The petition was created by the Japanese American Citizens League and is being circulated as an "Action Alert: 'Jap Road' Must Go!!" It's addressed to Jefferson County commissioners who will hold a hearing Monday on demands to rename the road.

Tomorrow is the deadline to sign the petition, available online at www.petitiononline.com/NOJapRd/petition.html .

It asks the commissioners "to erase the derogatory name of 'Jap Road' from the maps of Texas and replace it with 'Mayumi Road' to honor -- not tarnish -- the contributions of the Japanese community."

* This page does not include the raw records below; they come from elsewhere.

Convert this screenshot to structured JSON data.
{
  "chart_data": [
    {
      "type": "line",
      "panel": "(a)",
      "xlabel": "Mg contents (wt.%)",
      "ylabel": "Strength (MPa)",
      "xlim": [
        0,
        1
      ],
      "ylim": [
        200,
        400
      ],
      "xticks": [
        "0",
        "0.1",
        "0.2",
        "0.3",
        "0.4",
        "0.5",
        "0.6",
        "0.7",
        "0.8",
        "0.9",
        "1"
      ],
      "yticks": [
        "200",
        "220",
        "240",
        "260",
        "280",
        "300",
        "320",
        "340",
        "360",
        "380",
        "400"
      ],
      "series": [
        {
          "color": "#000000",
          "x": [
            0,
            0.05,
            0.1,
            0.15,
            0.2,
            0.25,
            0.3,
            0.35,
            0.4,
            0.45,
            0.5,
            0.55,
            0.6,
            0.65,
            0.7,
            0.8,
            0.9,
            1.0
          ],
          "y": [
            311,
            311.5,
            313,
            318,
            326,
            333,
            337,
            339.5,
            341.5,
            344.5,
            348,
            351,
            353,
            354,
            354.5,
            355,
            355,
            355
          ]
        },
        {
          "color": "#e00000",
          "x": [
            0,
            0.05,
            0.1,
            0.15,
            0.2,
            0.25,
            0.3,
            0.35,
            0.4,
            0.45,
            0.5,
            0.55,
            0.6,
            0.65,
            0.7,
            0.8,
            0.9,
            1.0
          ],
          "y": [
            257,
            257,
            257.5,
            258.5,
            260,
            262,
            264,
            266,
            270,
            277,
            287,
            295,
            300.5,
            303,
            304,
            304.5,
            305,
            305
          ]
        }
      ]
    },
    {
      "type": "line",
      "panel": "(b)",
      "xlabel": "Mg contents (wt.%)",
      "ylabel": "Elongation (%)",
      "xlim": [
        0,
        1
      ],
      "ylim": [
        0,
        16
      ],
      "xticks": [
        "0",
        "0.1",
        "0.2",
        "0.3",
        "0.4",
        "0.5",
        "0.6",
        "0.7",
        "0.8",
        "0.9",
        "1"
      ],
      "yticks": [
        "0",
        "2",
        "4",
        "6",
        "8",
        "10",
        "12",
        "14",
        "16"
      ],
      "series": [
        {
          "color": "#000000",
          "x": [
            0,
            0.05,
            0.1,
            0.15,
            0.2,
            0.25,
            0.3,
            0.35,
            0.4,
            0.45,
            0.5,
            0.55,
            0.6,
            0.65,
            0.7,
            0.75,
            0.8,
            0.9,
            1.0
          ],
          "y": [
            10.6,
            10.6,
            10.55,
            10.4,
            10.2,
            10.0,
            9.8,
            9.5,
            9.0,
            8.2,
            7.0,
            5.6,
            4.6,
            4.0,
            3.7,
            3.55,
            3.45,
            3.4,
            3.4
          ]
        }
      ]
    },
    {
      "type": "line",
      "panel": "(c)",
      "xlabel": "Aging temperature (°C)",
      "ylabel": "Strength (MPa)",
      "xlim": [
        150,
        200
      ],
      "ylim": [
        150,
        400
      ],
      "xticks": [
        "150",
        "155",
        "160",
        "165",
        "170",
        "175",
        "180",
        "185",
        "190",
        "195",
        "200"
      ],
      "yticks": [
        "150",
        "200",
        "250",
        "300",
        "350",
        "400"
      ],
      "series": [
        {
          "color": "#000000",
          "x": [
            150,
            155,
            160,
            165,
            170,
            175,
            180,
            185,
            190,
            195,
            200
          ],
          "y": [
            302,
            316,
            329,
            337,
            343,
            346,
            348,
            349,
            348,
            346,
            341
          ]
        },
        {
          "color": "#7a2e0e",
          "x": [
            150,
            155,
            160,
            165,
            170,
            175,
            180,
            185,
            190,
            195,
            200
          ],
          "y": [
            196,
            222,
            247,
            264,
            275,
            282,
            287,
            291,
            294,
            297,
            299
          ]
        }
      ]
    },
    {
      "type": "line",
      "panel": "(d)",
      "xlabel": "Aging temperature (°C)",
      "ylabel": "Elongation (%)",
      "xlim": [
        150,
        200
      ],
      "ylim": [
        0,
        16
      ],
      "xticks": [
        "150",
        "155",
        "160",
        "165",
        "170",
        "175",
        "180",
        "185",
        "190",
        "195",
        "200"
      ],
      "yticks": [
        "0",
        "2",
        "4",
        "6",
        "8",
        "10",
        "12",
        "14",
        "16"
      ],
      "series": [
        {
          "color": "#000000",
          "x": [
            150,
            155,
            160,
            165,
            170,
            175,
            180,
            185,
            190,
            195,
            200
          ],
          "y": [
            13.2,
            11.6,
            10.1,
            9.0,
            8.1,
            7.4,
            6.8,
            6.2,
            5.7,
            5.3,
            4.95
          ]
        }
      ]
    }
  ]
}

The road was named to honor the Mayumi family who lived on the road in the early 1900s, according to the petition. "Without removing that historical reference, we believe that 'Mayumi Road' is an appropriate substitution."

Japanese-American residents in the Beaumont area began campaigning in 1993 to have the name changed, but other local residents refused, the Japanese American Citizens League says.

Many of those living in the some 100 homes on the road maintain that "Jap Road" is not a racial slur, that it honors Japanese pioneers there, and they angrily oppose changing the name.

Over the years, hundreds of letters were sent to the commissioners from people lobbying for a name change, including U.S. senators and congressmen from Texas and other states, "but the affront remains," the league said.

Veterans of the Texas "Lost Battalion" (of the 36th Texas Division) wrote commissioners in Jefferson and Orange counties, Texas, urging them to change the names of Jap Road and Jap Lane to honor the all-Japanese American 442nd Regimental Combat Team who "defied the odds and sacrificed life and limb to rescue them during WWII. But the disgrace remains," the league said.

The first signer of the petition was Sandra Nakata Tanamachi, an elementary school teacher whose family immigrated from Japan in the early 1900s and settled in Beaumont. She has tried for more than 10 years to have the road's name changed.

Goto said the online petition had more than 3,000 signatures when he signed it this week. "I hope it works."